The Federal Trade Commission says scammers send thousands of these phishing attacks per day. They make changes to messages hoping to convince.

“Scammers are using any way they can to get your attention,” says Tiffany Schultz, Better Business Bureau of Wisconsin.

Never click on these links. Schultz explains how to spot a fake.

“All you have to do is look in the email address. You can actually hover over the email address. If it’s coming from Amazon or Kohl’s or Dick’s Sporting Goods, it’s going to be something like info@kohls info@dickssportinggoods, not a bunch of gibberish. These promotions that are being sent to you via email are actually phishing attempts designed to get your personal information, or they could possibly be downloading malware or spyware to your device once you click on that link. So if you get something like this and it’s not coming from a legitimate retailer, go ahead and delete it and don’t even open it,” Schultz says.

Dick’s Sporting Goods is trying to get ahead of the scammers with a warning on the retailer’s website.

The company shares examples of scam emails and text messages.

So what if you fall for a phishing scam?

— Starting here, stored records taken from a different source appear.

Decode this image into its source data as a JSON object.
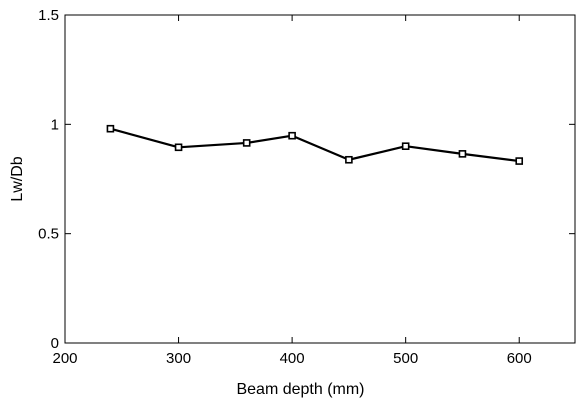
{
  "chart_data": {
    "type": "line",
    "title": "",
    "xlabel": "Beam depth (mm)",
    "ylabel": "Lw/Db",
    "xlim": [
      200,
      650
    ],
    "ylim": [
      0,
      1.5
    ],
    "x_ticks": [
      200,
      300,
      400,
      500,
      600
    ],
    "x_tick_labels": [
      "200",
      "300",
      "400",
      "500",
      "600"
    ],
    "y_ticks": [
      0,
      0.5,
      1,
      1.5
    ],
    "y_tick_labels": [
      "0",
      "0.5",
      "1",
      "1.5"
    ],
    "grid": false,
    "legend": "none",
    "series": [
      {
        "x": [
          240,
          300,
          360,
          400,
          450,
          500,
          550,
          600
        ],
        "y": [
          0.98,
          0.895,
          0.915,
          0.948,
          0.838,
          0.9,
          0.865,
          0.832
        ],
        "color": "#000000",
        "marker": "square"
      }
    ]
  }
}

If you suspect a scammer has your credit card, bank account, or social security number, you can find help at the government’s Identity Theft website.

The website walks you through steps to follow based on the information you lost.

One victim thought he won a free product from Kohl’s and said he was asked for a credit card to pay for the shipping. He ended up getting a second charge for nearly $100.

If the offer seems too good to be true - especially if it’s free - it’s likely fake.